The September 4 explosion registered on the Richter scale with a magnitude of 6.3, according to the U.S. Geological Survey. (For comparison, Mexico City’s two most recent earthquakes had magnitudes of 7.1 and 8.2, which devastated the city.)

But scientists say that it’s very unlikely (some say impossible) that this nuclear test — or any nuclear testing done in the future — would actually trigger a natural earthquake. That’s because the mechanisms by which they make the earth shake are fundamentally distinct. The differences in the way explosions and earthquakes originate and how their shock waves move illustrate how such a situation would be highly improbable, the USGS explains.

For one thing, explosions and earthquakes act at different depths of the earth. While earthquakes originate in the shaking and scraping of tectonic plates deep below the ground, nuclear devices are placed in relatively shallow craters, just deep enough to avoid releasing dangerous radioactive materials into the air.

Earthquakes and explosions also move in different ways. Nuclear explosions produce strong primary shock waves, then weaker waves at the surface. Earthquakes perform in an opposite way, weaker primary waves followed with powerful waves closer to the surface, which cause the shaking felt on the ground level.

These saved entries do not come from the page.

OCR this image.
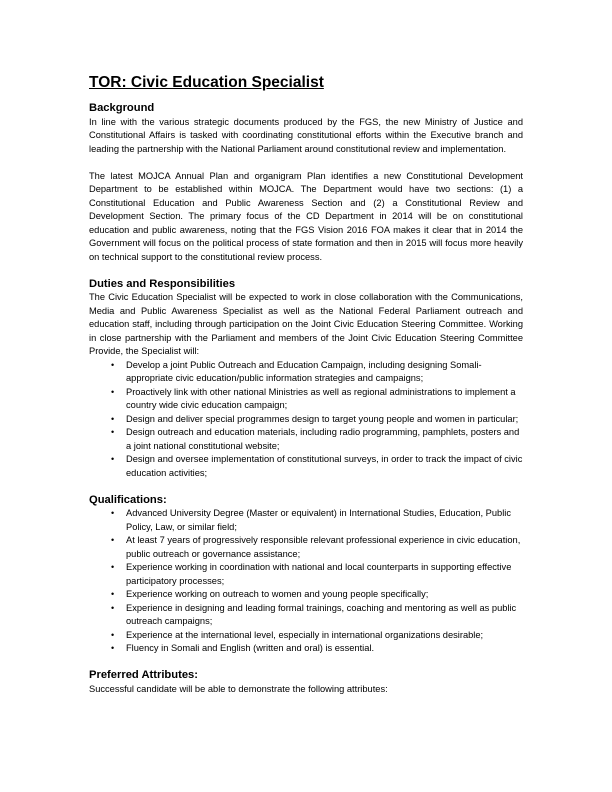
TOR: Civic Education Specialist
Background

In line with the various strategic documents produced by the FGS, the new Ministry of Justice and Constitutional Affairs is tasked with coordinating constitutional efforts within the Executive branch and leading the partnership with the National Parliament around constitutional review and implementation.

The latest MOJCA Annual Plan and organigram Plan identifies a new Constitutional Development Department to be established within MOJCA. The Department would have two sections: (1) a Constitutional Education and Public Awareness Section and (2) a Constitutional Review and Development Section. The primary focus of the CD Department in 2014 will be on constitutional education and public awareness, noting that the FGS Vision 2016 FOA makes it clear that in 2014 the Government will focus on the political process of state formation and then in 2015 will focus more heavily on technical support to the constitutional review process.

Duties and Responsibilities

The Civic Education Specialist will be expected to work in close collaboration with the Communications, Media and Public Awareness Specialist as well as the National Federal Parliament outreach and education staff, including through participation on the Joint Civic Education Steering Committee. Working in close partnership with the Parliament and members of the Joint Civic Education Steering Committee Provide, the Specialist will:

• Develop a joint Public Outreach and Education Campaign, including designing Somali-appropriate civic education/public information strategies and campaigns;
• Proactively link with other national Ministries as well as regional administrations to implement a country wide civic education campaign;
• Design and deliver special programmes design to target young people and women in particular;
• Design outreach and education materials, including radio programming, pamphlets, posters and a joint national constitutional website;
• Design and oversee implementation of constitutional surveys, in order to track the impact of civic education activities;
Qualifications:
• Advanced University Degree (Master or equivalent) in International Studies, Education, Public Policy, Law, or similar field;
• At least 7 years of progressively responsible relevant professional experience in civic education, public outreach or governance assistance;
• Experience working in coordination with national and local counterparts in supporting effective participatory processes;
• Experience working on outreach to women and young people specifically;
• Experience in designing and leading formal trainings, coaching and mentoring as well as public outreach campaigns;
• Experience at the international level, especially in international organizations desirable;
• Fluency in Somali and English (written and oral) is essential.
Preferred Attributes:

Successful candidate will be able to demonstrate the following attributes:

Earthquakes, like the one that devastated Mexico City on September 19, are caused by the movement of tectonic plates deep below the Earth's surface.

Getty Images / Rafael S. Fabres

Essentially, shallow nuclear testing doesn’t cause movement deep enough in the earth to trigger a natural earthquake — unless there’s a mishap or something goes wrong. A rare example is a tsunami that was triggered in 1979 in French Polynesia after the French accidentally detonated a nuclear weapon, according to a 2011 report by an anti-war advocacy group. Barring that, examples of a nature-made earthquake resulting from nuclear testing are not widely reported or easily found.

This doesn’t mean nuclear tests don’t have other major environmental impacts. Satellite photos from the analysis group 38 North show “numerous landslides” and “surface disturbances” in the aftermath of North Korea’s test on September 4.

A satellite image of North Korea's testing site post-explosion.

38 North

The population around the test site in North Korea is also put in danger. Exposure to radioactive materials from nuclear testing can cause significantly higher rates of various cancers and birth defects in people and destruction of animal species and bodies of water, as seen as a result of France’s nuclear testing in the 1970s.